Evaluate the following \begin{align*} \int_{0}^{\pi} \int_{0}^{\pi/3} \int_{\sec \phi}^{2} 5\rho^2 \sin(\phi) \mathrm d\rho \mathrm d\phi \mathrm d\theta \end{align*}
Attempt at solution: We have \begin{align*} 5 \int_{0}^{\pi} d\theta \int_{0}^{\pi/3} \sin(\phi) \ d\phi \Big[\frac{8}{3} - \frac{\sec^3 \phi}{3} \Big] \\ = \frac{40}{3} \int_{0}^{\pi} d\theta \int_{0}^{\pi/3} \sin(\phi) \ d\phi - \int_{0}^{\pi/3} \sin(\phi) \sec^3 (\phi) \ d\phi \\ = \frac{40}{3} \int_{0}^{\pi} d\theta \big[-\cos(\pi/3) +1 \big] - \int_{0}^{\pi/3} \tan(\phi) \sec^2 (\phi) d\phi \end{align*}
The expression to the left of the minus sign becomes $\frac{40}{3}\int_{0}^{\pi} d\theta \frac{1}{2} = \frac{40 \pi}{6}$. For the expression on the right side we let $\tan (\phi) = u$. If we adapt the integration bounds, that integral then simplifies to $\int_{0}^{\sqrt3} u \ du$., which equals $3/2$.
So the final answer is $\frac{40 \pi}{6} - 3/2$. This is what I answered, and the online learning platform (where I encountered this integral) said it was wrong.
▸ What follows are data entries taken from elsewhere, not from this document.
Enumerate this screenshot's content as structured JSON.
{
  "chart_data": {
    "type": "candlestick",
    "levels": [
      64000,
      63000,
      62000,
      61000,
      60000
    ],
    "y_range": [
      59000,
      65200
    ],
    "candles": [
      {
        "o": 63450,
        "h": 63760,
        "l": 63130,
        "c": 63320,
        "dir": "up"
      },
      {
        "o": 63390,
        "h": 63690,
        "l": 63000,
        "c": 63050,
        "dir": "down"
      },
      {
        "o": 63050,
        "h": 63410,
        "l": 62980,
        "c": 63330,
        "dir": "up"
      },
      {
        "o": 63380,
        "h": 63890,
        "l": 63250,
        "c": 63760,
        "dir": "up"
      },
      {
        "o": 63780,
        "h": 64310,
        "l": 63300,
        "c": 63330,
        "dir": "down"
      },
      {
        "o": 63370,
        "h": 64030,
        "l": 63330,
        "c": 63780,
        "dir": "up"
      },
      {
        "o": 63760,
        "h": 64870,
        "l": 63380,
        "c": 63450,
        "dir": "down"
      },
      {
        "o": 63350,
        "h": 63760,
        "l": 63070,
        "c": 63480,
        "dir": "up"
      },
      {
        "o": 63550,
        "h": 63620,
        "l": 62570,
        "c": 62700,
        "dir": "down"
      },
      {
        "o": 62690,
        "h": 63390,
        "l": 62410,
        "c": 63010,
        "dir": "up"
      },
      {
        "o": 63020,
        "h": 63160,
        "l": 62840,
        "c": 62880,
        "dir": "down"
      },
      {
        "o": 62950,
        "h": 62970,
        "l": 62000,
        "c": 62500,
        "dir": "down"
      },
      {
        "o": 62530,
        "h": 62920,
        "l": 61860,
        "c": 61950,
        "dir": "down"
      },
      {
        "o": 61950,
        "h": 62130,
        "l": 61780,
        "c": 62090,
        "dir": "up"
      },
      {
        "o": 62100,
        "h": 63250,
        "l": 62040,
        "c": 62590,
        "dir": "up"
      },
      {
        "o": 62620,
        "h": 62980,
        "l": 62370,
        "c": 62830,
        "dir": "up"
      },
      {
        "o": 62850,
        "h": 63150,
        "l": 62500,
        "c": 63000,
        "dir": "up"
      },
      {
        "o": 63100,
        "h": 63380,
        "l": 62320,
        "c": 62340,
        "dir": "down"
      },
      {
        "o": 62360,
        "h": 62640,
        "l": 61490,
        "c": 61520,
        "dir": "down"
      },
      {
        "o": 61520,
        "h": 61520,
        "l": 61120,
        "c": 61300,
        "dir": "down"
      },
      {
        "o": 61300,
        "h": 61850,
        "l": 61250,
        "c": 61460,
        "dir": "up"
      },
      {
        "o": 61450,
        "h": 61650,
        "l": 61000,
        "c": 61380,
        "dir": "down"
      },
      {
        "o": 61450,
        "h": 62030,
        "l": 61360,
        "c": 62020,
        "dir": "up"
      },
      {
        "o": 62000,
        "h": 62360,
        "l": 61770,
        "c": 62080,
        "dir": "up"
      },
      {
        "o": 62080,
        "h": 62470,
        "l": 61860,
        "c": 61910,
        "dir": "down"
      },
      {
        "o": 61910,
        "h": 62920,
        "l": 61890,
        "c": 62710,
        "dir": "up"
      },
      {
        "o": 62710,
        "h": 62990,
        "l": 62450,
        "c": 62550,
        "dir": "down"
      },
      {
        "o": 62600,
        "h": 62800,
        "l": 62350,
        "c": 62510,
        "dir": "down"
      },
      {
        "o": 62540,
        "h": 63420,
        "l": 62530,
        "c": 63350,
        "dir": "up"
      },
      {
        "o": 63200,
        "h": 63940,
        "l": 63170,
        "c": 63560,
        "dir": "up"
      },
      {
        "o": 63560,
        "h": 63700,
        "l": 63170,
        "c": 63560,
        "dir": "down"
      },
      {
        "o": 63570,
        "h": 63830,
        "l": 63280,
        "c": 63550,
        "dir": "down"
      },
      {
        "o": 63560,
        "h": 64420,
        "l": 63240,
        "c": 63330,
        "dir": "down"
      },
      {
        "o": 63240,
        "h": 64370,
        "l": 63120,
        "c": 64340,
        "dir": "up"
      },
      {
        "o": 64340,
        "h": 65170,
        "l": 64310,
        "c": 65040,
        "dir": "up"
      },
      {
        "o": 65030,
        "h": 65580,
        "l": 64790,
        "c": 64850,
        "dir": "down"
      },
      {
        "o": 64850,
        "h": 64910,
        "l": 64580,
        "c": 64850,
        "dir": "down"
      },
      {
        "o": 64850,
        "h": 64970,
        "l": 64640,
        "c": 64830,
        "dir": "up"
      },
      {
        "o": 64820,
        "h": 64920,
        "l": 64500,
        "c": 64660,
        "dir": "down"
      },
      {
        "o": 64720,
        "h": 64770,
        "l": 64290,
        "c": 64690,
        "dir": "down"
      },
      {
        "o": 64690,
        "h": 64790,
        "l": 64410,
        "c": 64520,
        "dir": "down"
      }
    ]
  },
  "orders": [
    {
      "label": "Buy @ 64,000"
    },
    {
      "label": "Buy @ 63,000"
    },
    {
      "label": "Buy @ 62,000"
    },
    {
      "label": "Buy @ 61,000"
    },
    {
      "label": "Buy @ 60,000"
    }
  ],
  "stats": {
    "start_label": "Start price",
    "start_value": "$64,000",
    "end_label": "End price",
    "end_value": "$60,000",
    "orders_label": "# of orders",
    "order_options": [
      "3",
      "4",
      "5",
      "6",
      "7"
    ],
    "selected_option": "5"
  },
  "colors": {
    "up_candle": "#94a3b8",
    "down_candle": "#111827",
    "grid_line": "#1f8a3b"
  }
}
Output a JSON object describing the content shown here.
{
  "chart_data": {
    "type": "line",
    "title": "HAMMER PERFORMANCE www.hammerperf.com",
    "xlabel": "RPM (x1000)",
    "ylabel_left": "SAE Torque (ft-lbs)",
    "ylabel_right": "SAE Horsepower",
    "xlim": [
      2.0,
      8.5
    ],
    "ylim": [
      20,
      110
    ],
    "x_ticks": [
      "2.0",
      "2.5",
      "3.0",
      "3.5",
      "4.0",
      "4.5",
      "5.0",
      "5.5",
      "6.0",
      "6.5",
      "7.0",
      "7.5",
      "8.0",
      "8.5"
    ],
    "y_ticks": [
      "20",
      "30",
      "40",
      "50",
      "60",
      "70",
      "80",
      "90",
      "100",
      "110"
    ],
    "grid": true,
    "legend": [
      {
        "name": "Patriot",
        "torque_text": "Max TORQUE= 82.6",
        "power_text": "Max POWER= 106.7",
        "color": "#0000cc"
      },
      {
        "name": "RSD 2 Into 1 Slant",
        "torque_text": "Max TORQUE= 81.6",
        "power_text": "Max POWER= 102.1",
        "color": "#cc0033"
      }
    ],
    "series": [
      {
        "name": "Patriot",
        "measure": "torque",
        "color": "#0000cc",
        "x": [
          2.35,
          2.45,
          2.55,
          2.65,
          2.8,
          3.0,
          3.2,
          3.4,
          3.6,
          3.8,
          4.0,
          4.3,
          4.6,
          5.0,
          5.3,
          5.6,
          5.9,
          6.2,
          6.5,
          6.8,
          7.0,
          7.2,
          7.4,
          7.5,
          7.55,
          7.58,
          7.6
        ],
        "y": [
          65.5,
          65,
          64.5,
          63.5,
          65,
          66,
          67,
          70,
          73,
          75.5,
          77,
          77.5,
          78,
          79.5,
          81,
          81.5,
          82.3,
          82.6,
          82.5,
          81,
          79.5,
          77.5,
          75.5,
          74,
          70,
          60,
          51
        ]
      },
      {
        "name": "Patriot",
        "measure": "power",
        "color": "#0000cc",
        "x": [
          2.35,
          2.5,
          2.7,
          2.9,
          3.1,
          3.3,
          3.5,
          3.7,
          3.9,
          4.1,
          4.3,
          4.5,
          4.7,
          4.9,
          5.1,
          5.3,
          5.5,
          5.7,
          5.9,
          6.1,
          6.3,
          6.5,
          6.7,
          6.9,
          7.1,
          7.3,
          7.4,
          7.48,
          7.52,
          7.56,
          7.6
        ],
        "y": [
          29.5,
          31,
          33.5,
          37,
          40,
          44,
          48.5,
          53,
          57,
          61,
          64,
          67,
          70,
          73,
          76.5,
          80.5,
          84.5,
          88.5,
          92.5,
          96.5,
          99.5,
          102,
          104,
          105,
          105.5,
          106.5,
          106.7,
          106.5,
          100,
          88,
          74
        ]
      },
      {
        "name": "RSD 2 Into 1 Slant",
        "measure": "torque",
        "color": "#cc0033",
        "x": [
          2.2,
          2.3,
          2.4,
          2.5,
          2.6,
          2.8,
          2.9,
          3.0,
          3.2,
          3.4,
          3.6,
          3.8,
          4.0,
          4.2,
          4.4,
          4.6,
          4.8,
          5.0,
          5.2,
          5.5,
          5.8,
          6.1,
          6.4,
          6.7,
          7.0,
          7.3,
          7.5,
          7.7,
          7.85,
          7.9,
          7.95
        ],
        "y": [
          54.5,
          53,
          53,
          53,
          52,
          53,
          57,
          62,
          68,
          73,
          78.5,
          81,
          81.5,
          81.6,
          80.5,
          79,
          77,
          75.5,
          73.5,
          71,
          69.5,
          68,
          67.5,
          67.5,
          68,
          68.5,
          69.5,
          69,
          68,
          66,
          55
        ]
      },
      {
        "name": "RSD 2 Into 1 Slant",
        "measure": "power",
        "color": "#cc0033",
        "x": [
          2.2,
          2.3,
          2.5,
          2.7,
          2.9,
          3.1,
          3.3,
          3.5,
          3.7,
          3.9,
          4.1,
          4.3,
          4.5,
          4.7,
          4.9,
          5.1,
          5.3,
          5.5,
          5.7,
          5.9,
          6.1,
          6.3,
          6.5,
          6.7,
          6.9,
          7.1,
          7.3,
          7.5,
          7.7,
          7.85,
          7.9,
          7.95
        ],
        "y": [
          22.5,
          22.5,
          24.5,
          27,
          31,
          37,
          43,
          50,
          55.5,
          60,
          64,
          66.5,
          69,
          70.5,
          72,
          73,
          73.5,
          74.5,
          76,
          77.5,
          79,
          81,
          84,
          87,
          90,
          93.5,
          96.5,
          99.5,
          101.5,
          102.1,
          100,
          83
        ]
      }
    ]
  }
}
So where did I go wrong?
Any help would be appreciated.
Edit: I'll try again from second step. \begin{align*} \frac{5}{3} \Big[ \int_{0}^{\pi} d\theta \int_{0}^{\pi/3} 8 \sin(\phi) d\phi - \int_{0}^{\pi/3} \sin(\phi) \sec^3 (\phi) \Big] \\ =\frac{40}{3} \int_{0}^{\pi} d\theta \int_{0}^{\pi/3} \sin(\phi) d\phi - \frac{5}{3} \int_{0}^{\pi/3} \tan(\phi) \sec^2 (\phi) d\phi \\ = \frac{40 \pi}{6} - (\frac{5}{3} \cdot \frac{3}{2}) = \frac{40 \pi - 15}{6} \end{align*}
Why the $\frac{40}{3}$? That's your mistake.
Edit: Did you separate the integrals in that step? In this case you forgot to multiply the RHS one by $\pi$ and $5$. Moreover you forgot the $\frac{1}{3}$.